«Regardez, petite Reine, regardez! N'est-ce pas une heureuse invention? Nous possédons enfin une chaire! Elle n'a pas l'air très solide, et cependant elle tient très bien. Et voilà donc le rêve de ma vie réalisé! Il ne faut jamais désespérer de rien, ma petite, jamais!»
Je regardais, un peu consternée, car je ne pouvais pas me dissimuler que mon imagination m'avait représenté une chaire comme quelque chose de grand, de monumental. Ce que j'avais sous les yeux était une sorte de boîte en bois blanc posée sur des supports en fer si peu élevés que, à la rigueur, on eût pu se passer de marches pour y entrer. Mais une chaire sans marches, cela ne se serait jamais vu; aussi, pour que l'honneur fût sauf, avait-on réussi à en placer deux, hautes chacune de quinze centimètres.
«Voyez donc, Reine, me disait le curé, comme elle produit bon effet! Quand j'aurai un peu d'argent, je lui ferai donner une couche de peinture, ou, plutôt, je la peindrai moi-même; cela m'amusera, et puis ce sera économique. Certainement elle pourrait être un peu plus élevée, mais il ne faut pas avoir trop d'ambition.»
Et le pauvre excellent homme tournait autour de la chaire d'un air admiratif. Les panneaux eussent été peints par Raphaël ou sculptés par Michel-Ange qu'il n'eût pas été plus heureux.
Il ne songeait pas que la réalité, comme toujours, hélas! ne ressemblait guère au rêve; il n'avait garde de faire des comparaisons, et jouissait de son bonheur sans arrière-pensée.
«C'est moi qui ai donné le plan, mon cher enfant, et vraiment j'ai eu là une bien bonne idée! Cependant il y a un revers à la médaille, et je dois avouer que j'ai une petite dette; le prix qu'on me demande est plus élevé que je ne l'avais supposé, mais il paraît que c'est toujours ainsi quand on fait construire. Je comptais m'acheter une douillette, cet hiver; eh bien, mon Dieu, je m'en passerai, voilà tout!»
Oh! oui, sa joie est pour moi un des meilleurs souvenirs de ce temps-là! Jamais je n'ai vu un homme si heureux, et parer ainsi une joie si médiocre des reflets de sa bonne nature et de son esprit un peu enfantin.

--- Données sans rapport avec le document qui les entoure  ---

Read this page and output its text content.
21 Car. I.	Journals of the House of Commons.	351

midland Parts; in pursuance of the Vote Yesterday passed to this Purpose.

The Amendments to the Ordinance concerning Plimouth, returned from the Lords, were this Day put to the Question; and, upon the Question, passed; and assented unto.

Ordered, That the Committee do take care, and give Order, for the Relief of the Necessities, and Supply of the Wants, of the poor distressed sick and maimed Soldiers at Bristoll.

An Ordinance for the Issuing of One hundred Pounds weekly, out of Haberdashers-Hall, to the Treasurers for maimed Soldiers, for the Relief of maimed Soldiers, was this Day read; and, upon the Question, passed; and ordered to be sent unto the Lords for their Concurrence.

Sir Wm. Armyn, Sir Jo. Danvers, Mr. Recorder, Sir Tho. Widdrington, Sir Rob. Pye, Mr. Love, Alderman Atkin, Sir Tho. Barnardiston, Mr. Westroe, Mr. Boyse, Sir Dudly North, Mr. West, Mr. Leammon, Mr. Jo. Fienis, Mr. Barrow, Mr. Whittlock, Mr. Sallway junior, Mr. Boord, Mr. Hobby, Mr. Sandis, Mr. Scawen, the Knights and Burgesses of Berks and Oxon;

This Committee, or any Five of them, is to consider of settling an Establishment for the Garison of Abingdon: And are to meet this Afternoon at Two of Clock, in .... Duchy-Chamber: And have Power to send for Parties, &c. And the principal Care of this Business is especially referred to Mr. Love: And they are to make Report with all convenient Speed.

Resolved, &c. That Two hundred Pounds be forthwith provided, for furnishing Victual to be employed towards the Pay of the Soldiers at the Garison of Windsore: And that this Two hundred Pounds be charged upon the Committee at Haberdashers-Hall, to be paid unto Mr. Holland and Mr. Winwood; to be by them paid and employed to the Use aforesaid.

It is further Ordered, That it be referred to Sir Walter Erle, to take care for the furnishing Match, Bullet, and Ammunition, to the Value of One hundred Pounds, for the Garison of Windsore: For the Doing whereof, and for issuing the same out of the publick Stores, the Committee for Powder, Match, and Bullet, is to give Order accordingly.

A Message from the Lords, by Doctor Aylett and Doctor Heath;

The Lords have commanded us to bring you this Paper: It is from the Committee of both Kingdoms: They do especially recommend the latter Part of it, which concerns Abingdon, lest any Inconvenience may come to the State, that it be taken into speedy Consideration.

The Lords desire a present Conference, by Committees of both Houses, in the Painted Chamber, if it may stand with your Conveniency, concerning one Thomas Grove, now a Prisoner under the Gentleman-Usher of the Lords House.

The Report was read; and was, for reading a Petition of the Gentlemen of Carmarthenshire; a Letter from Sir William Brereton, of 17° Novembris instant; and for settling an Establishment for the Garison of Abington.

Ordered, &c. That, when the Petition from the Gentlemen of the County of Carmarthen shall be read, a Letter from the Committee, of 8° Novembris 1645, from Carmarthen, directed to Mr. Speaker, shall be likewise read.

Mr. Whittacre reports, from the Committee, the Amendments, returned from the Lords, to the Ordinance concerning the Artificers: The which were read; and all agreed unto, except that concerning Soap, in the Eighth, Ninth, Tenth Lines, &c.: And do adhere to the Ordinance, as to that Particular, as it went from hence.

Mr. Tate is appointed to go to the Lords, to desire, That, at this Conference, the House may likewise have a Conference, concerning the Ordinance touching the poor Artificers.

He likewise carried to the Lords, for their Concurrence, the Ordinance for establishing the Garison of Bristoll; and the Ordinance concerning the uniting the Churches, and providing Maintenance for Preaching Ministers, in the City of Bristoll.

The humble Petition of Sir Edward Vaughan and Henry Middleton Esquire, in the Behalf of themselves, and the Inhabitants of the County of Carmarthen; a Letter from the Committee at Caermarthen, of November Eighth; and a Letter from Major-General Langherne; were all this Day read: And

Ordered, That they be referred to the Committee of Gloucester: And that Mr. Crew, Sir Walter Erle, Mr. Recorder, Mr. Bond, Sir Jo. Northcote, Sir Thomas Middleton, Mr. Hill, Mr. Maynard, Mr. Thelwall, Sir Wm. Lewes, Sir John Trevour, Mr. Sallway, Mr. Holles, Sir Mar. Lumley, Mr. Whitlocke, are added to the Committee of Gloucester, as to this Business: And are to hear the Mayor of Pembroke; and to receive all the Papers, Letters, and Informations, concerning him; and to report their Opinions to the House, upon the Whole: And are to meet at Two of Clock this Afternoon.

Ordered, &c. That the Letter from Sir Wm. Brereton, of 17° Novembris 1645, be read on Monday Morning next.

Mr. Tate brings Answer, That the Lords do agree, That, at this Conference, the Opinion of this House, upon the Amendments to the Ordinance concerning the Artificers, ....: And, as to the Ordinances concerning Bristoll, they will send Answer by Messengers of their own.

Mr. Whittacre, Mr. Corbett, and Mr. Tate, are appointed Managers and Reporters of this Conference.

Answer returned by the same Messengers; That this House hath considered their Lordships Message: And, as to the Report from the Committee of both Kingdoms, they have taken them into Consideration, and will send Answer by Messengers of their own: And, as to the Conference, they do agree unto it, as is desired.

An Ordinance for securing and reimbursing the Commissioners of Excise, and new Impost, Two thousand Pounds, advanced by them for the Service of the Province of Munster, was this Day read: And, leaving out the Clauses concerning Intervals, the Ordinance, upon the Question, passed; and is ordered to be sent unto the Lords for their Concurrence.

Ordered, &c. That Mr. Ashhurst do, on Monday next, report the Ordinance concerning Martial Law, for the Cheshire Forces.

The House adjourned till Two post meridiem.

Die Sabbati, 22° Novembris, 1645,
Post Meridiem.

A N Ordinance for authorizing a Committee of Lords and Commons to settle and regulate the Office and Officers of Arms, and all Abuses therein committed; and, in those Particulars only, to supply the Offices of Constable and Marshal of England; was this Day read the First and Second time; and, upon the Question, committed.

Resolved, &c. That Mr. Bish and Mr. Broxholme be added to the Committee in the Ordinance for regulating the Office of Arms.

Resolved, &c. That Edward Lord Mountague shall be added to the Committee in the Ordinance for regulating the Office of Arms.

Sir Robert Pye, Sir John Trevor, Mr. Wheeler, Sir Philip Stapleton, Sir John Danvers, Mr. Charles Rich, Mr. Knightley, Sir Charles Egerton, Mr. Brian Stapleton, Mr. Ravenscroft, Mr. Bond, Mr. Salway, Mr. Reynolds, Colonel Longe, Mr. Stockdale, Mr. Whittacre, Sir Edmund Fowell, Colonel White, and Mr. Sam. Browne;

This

«C'est qu'elle a tout à fait l'air d'une chaire!» disait-il en riant et en se frottant les mains.
J'avais bien quelque doute sur ce point, mais je cachai ma déception et m'extasiai de mon mieux sur cet objet extraordinaire qui, à cause de la forme irrégulière de l'église, était placé dans un renfoncement, de telle sorte que, lorsque le curé prêchait, les trois quarts de l'auditoire ne voyaient qu'un bras et une mèche de cheveux blancs qui s'agitaient avec éloquence, selon les diverses phases du discours.
Le curé était si content de se dire: «Je vais monter en chaire!» que nous dûmes nous résigner à avoir un sermon tous les dimanches.